The involvement of miRNAs in cardiac disease was first suggested by the discovery of distinctive patterns on microRNA expression in the hearts of normal mice and mice that suffered from heart disease. Certain microRNAs were up regulated and down regulated in mice subjected to thoracic aortic banding. These miRNAs were also observed to be deregulated in failing human hearts, suggesting they determined a diagnostic molecular signature for cardiac pathogenesis. This shows that miRNAs are implicated in cardiac function. (Rooij.E.et.al.2006). In 2008, Rooij.E.et.al demonstrated that miR-1, miR-229,miR-133 and miR-150 were found to be downregulated during pathological cardiac remodeling, whereas miR-21, miR-23a,miR-125, miR-195,miR-199 and miR-214 are up regulated with hypertrophy. Heart failure remains a main cause of morbidity and mortaility, it is a progressive disorder initiated by myocardial injury and is characterized by fibrosis, hypertrophy and cardiac dysfunction.

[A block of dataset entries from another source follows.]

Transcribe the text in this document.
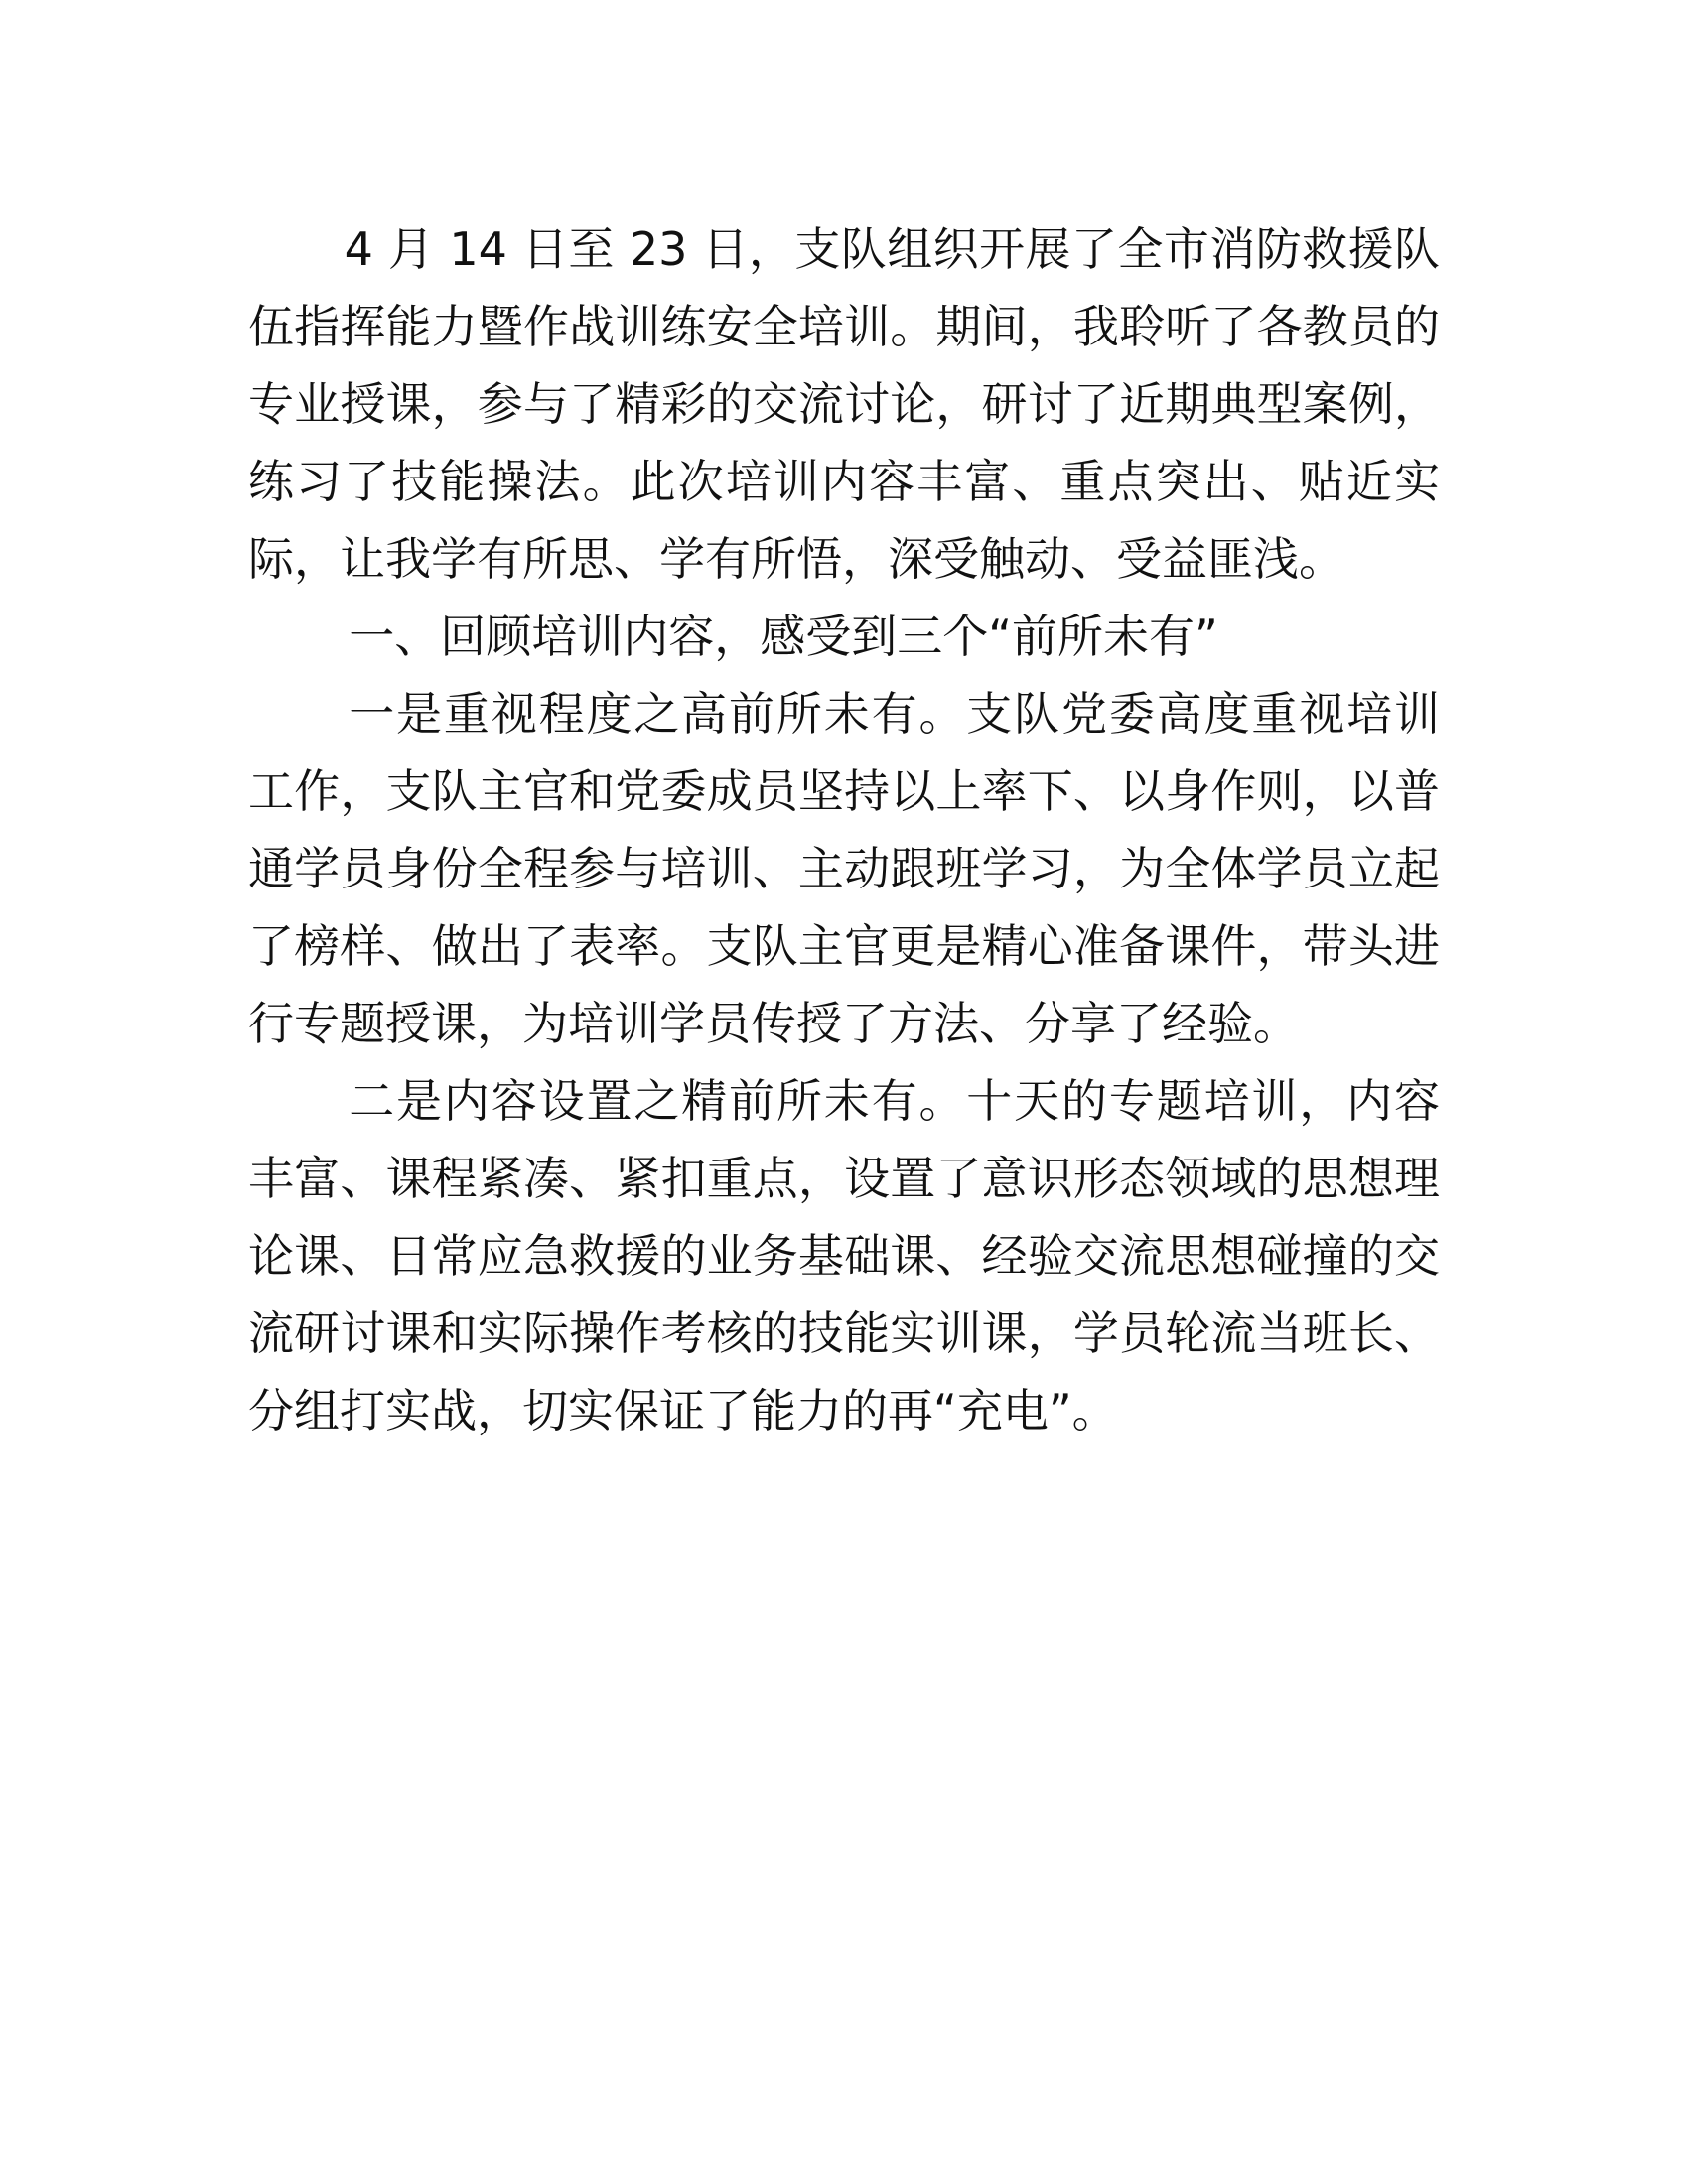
4 月 14 日至 23 日，支队组织开展了全市消防救援队伍指挥能力暨作战训练安全培训。期间，我聆听了各教员的专业授课，参与了精彩的交流讨论，研讨了近期典型案例，练习了技能操法。此次培训内容丰富、重点突出、贴近实际，让我学有所思、学有所悟，深受触动、受益匪浅。

一、回顾培训内容，感受到三个“前所未有”

一是重视程度之高前所未有。支队党委高度重视培训工作，支队主官和党委成员坚持以上率下、以身作则，以普通学员身份全程参与培训、主动跟班学习，为全体学员立起了榜样、做出了表率。支队主官更是精心准备课件，带头进行专题授课，为培训学员传授了方法、分享了经验。

二是内容设置之精前所未有。十天的专题培训，内容丰富、课程紧凑、紧扣重点，设置了意识形态领域的思想理论课、日常应急救援的业务基础课、经验交流思想碰撞的交流研讨课和实际操作考核的技能实训课，学员轮流当班长、分组打实战，切实保证了能力的再“充电”。
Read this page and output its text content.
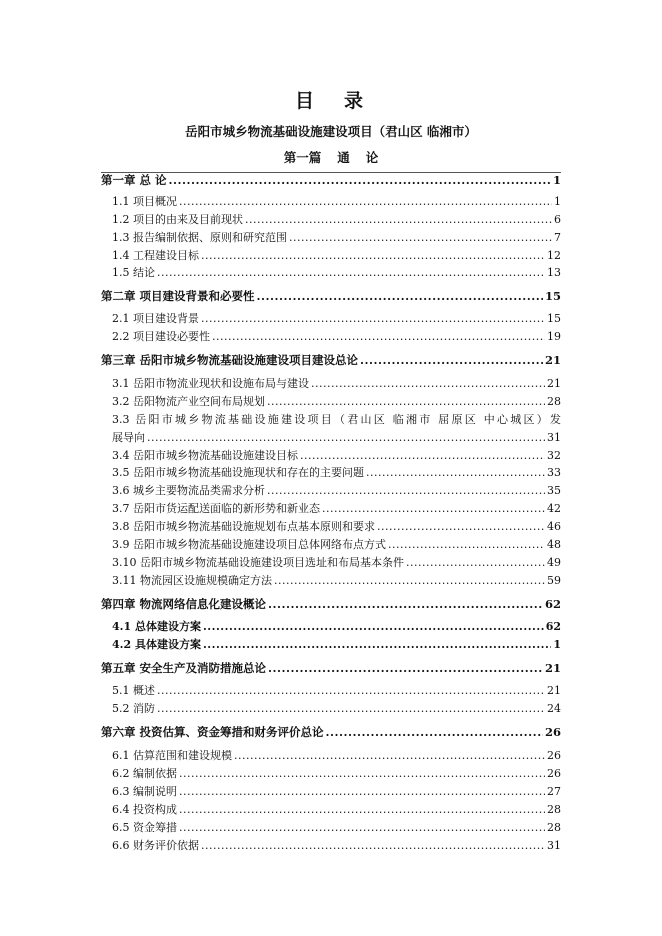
目 录
岳阳市城乡物流基础设施建设项目（君山区 临湘市）
第一篇 通 论
第一章 总 论 .....	1
1.1 项目概况 .....	1
1.2 项目的由来及目前现状 .....	6
1.3 报告编制依据、原则和研究范围 .....	7
1.4 工程建设目标 .....	12
1.5 结论 .....	13
第二章 项目建设背景和必要性 .....	15
2.1 项目建设背景 .....	15
2.2 项目建设必要性 .....	19
第三章 岳阳市城乡物流基础设施建设项目建设总论 .....	21
3.1 岳阳市物流业现状和设施布局与建设 .....	21
3.2 岳阳物流产业空间布局规划 .....	28
3.3 岳阳市城乡物流基础设施建设项目（君山区 临湘市 屈原区 中心城区）发
展导向 .....	31
3.4 岳阳市城乡物流基础设施建设目标 .....	32
3.5 岳阳市城乡物流基础设施现状和存在的主要问题 .....	33
3.6 城乡主要物流品类需求分析 .....	35
3.7 岳阳市货运配送面临的新形势和新业态 .....	42
3.8 岳阳市城乡物流基础设施规划布点基本原则和要求 .....	46
3.9 岳阳市城乡物流基础设施建设项目总体网络布点方式 .....	48
3.10 岳阳市城乡物流基础设施建设项目选址和布局基本条件 .....	49
3.11 物流园区设施规模确定方法 .....	59
第四章 物流网络信息化建设概论 .....	62
4.1 总体建设方案 .....	62
4.2 具体建设方案 .....	1
第五章 安全生产及消防措施总论 .....	21
5.1 概述 .....	21
5.2 消防 .....	24
第六章 投资估算、资金筹措和财务评价总论 .....	26
6.1 估算范围和建设规模 .....	26
6.2 编制依据 .....	26
6.3 编制说明 .....	27
6.4 投资构成 .....	28
6.5 资金筹措 .....	28
6.6 财务评价依据 .....	31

A study by (Thum et.al.2009), further suggests a relationship between the alterations in miRNA expression profiles and cardiac failure. Significant alterations were observed in the levels of miR-21. Further work by this group has shown that in vitro that the introduction of a synthetic miR-21 antagonist increased the percentage of apoptotic fibroblasts, whereas over-expression of miR-21 decreased them.
miRNA and radiotherapy
Radiotherapy and cardiac damage the miRNA connection
Aims of study
In this study an attempt will be made to:
Predict late normal-tissue reactions by genotyping single nucleotide polymorphisms (SNPs) in the ATM gene of 634 breast cancer patients, post radiotherapy. This may help determine if it is possible to predict which individuals are predisposed to radiotherapy complications.
Look for evidence of cardiac damage in six breast cancer patients undergoing radiotherapy, immediately after treatment, and six weeks post completion of radiotherapy. This will be measured in vivo with cardiac magnetic resonance imaging (MRI) and correlated with surrogate in vitro markers of biological ageing.
To determine whether radiation induced long-term changes in miRNA profiles can provide a mechanistic link between radiotherapy, biological ageing and an increased risk of heart disease.